Generally, this means calcium deficiency.  In wet areas, water saturation reacts with nitrates in the soil, which converts the nitrogen to nitric acid. In turn that acid strips the calcium out of the soil. Adding two tons of high-calcium lime ended trumpet vine.

Canadian thistle (Cirsium arvense)

Severe phosphate deficiency is an indicator on Canadian thistle. Soil tests can be misleading in the pastures, because localized manure deposits by grazing livestock can kick up the phosphate reading in a soil sample. Get adequate phosphate in your soils and thistle problems will recede. We recommend 200-mesh soft rock phosphate, 500 pounds per acre, to stop the thistle and enhance pasture growth. 

Stinging nettle (Cnidoscolus Angustidens)

This weed is vicious. Try to eradicate it with tillage or chopping and it regrows from the roots. The roots go deep. One of our clients tried to dig out the roots of stinging nettles around the farmstead. He couldn’t find the bottom end of the roots, so he tried pouring salt over the roots that remained. Didn’t work. Tried kerosene to kill the roots, and the nettles regrew. Then he dumped both salt and kerosene together over the roots, but the nettles came back.  When he balanced out the soil fertility, the stinging nettle transitioned into history. 

Nutrient excesses also can favor certain weeds.

When your potassium goes above 7.5% saturation, you will have weed problems.

Spiny Amaranth is a case in point. It shows up where there is severe potassium excess in the soil.  

Peppercrest showed up in southern Missouri in the corn rows, where the farmer had strip fertilized with zinc. The soil around the roots showed extreme excess:  90 parts per million. The peppercrest thrived in that excess zinc. But it didn’t grow between the corn rows, in the middles, where there was low zinc. The weed looked like it had been planted, right along with the corn.

Dandelion

Apply calcium and reduce compaction. “Jim Martindale once showed me a photo of a pasture worked with an AerWay. Where the compaction was relieved, no dandelions. So it’s not always just fertility.”

Other comments by Kinsey:

Boron, which you can easily apply as Solubor, will kill certain weeds because of a phytoxic reaction to boron. 2 lbs. of actual boron. You can increase boron in the soil, and boron is often deficienct in Midwest soils.

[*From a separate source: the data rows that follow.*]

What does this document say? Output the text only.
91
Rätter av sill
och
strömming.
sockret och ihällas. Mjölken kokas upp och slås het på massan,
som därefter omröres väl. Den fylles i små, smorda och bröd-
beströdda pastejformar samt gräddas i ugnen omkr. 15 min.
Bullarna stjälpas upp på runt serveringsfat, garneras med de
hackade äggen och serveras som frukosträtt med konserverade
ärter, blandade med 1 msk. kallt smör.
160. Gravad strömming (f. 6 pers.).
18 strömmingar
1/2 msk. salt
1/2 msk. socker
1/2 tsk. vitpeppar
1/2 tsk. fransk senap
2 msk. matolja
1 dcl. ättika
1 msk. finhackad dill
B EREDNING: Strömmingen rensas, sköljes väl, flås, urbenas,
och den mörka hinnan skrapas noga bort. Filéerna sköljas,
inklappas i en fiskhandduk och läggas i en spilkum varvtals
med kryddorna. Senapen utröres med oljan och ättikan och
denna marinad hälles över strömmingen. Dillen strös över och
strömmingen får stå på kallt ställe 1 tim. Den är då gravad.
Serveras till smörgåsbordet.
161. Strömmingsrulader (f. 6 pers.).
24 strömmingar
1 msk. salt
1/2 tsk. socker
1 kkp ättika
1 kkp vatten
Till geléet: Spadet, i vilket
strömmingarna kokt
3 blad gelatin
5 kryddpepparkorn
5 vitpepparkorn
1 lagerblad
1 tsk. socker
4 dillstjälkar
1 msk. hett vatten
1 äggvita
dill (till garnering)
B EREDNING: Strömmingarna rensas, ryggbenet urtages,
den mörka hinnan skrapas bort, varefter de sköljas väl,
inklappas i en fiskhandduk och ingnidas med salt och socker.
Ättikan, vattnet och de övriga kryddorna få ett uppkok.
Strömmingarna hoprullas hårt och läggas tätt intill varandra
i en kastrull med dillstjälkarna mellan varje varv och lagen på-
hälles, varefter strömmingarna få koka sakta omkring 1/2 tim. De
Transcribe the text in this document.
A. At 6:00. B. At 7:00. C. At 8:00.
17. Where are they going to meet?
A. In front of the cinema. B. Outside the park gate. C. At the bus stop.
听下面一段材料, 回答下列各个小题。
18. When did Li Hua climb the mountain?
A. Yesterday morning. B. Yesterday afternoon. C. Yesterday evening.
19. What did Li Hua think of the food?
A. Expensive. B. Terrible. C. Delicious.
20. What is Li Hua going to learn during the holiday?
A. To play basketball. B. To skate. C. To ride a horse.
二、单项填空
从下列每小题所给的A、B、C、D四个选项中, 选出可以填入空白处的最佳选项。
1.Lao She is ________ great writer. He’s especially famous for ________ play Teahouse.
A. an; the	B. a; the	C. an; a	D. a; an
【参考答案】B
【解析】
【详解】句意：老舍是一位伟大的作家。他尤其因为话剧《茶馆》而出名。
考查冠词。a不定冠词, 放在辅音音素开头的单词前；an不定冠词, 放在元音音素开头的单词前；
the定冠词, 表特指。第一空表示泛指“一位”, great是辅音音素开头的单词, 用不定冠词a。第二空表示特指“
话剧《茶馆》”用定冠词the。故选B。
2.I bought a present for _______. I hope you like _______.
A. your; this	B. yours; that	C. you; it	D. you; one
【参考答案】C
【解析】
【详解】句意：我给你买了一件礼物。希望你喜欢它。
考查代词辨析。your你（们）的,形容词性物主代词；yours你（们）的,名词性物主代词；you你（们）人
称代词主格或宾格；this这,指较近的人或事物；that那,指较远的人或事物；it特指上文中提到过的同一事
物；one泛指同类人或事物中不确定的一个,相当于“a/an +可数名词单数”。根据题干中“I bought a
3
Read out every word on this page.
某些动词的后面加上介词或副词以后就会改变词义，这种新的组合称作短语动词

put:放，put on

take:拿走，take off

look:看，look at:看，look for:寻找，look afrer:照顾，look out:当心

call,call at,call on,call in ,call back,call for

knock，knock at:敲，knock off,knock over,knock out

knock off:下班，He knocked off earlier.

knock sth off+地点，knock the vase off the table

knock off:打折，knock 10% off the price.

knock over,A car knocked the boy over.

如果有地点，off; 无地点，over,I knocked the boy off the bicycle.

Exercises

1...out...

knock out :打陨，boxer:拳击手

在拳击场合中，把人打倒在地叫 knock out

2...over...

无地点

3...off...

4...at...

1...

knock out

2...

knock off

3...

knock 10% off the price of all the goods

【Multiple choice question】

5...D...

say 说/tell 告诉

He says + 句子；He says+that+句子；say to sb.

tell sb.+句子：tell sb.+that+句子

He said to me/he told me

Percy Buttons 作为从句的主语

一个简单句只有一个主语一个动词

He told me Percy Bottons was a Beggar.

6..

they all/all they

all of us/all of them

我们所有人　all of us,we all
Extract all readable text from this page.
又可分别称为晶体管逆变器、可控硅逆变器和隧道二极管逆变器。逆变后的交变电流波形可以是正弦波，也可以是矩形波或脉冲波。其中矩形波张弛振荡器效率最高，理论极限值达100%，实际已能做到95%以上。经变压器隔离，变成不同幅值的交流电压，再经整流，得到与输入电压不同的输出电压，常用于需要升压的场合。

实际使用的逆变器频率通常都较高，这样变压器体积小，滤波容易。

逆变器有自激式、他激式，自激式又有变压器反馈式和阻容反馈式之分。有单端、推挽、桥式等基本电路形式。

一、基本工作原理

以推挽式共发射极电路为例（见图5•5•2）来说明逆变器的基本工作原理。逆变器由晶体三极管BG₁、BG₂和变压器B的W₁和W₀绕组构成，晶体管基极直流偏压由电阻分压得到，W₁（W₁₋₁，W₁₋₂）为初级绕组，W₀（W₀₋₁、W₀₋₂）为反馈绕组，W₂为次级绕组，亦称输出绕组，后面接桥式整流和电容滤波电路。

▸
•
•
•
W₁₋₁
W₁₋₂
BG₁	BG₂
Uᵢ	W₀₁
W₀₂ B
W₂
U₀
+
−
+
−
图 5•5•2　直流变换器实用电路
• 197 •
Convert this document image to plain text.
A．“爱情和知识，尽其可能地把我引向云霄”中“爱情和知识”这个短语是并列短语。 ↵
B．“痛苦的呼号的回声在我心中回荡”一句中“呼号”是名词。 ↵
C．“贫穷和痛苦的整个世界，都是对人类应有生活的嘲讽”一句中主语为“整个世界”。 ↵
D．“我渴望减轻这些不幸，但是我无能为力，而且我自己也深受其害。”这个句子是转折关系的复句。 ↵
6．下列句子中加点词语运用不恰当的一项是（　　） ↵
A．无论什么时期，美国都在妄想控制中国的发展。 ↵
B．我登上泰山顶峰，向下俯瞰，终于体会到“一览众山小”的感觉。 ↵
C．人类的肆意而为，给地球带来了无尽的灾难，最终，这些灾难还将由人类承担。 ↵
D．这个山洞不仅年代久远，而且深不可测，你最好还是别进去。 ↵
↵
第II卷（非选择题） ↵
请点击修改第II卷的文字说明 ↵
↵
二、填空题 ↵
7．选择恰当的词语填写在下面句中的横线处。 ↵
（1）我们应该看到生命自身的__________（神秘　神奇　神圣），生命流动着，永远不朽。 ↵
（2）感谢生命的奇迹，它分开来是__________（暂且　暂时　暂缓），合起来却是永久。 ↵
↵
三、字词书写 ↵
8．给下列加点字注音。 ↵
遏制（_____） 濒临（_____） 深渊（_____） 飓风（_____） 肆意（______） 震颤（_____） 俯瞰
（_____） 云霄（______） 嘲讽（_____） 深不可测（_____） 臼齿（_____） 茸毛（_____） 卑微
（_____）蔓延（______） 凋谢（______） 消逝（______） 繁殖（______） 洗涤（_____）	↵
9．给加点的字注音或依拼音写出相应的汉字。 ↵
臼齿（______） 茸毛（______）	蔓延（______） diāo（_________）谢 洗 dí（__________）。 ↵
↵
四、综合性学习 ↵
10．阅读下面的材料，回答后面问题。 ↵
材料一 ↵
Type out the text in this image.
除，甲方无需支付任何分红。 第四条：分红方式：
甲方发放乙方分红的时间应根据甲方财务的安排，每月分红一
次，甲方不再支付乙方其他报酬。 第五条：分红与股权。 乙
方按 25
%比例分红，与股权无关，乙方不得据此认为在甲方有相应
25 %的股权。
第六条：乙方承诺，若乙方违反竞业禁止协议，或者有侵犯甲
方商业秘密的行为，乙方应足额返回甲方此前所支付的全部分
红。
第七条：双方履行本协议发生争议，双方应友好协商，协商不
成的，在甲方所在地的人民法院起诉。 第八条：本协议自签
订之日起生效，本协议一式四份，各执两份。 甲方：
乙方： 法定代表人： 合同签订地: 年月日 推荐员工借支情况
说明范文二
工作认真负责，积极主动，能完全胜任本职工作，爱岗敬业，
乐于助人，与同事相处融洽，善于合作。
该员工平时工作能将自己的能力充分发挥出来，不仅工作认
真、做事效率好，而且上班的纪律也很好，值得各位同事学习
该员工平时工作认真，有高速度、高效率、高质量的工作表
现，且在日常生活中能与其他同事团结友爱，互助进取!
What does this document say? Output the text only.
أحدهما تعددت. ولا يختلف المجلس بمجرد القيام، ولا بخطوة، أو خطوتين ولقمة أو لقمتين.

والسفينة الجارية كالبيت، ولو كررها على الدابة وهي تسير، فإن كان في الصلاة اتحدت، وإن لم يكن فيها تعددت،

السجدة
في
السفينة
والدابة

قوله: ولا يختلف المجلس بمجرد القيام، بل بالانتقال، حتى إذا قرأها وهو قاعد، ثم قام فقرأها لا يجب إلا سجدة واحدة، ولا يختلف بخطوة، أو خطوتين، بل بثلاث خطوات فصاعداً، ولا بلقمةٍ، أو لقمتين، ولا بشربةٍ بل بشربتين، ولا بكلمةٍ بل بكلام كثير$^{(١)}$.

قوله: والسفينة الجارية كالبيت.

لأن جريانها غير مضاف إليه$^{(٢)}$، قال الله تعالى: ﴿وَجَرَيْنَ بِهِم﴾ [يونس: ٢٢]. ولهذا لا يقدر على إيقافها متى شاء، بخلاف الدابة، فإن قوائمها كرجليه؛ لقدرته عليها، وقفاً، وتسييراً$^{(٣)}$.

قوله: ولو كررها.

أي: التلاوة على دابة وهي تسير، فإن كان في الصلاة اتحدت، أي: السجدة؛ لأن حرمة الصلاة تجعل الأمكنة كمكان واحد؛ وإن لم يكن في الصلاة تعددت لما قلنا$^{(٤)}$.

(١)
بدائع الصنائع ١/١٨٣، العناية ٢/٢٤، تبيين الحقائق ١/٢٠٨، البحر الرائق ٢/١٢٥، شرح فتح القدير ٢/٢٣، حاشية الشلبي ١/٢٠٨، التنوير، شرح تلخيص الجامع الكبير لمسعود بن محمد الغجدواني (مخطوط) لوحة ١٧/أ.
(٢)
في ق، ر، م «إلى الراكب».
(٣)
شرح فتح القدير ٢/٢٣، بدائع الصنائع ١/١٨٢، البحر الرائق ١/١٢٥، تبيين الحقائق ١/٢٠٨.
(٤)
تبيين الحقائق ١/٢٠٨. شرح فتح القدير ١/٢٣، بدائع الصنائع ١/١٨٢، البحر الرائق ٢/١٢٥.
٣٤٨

There are weeds that like tight low-air soils. Compacting it wet leads to wild onion weeds. Soil tests may not look different, but the compaction level can change. If you press out the pore space, you give an advantage to wild onion.

Over the years we’ve bought books which link weed symptoms to soil fertiity relationships. Some of these are available from ACRES.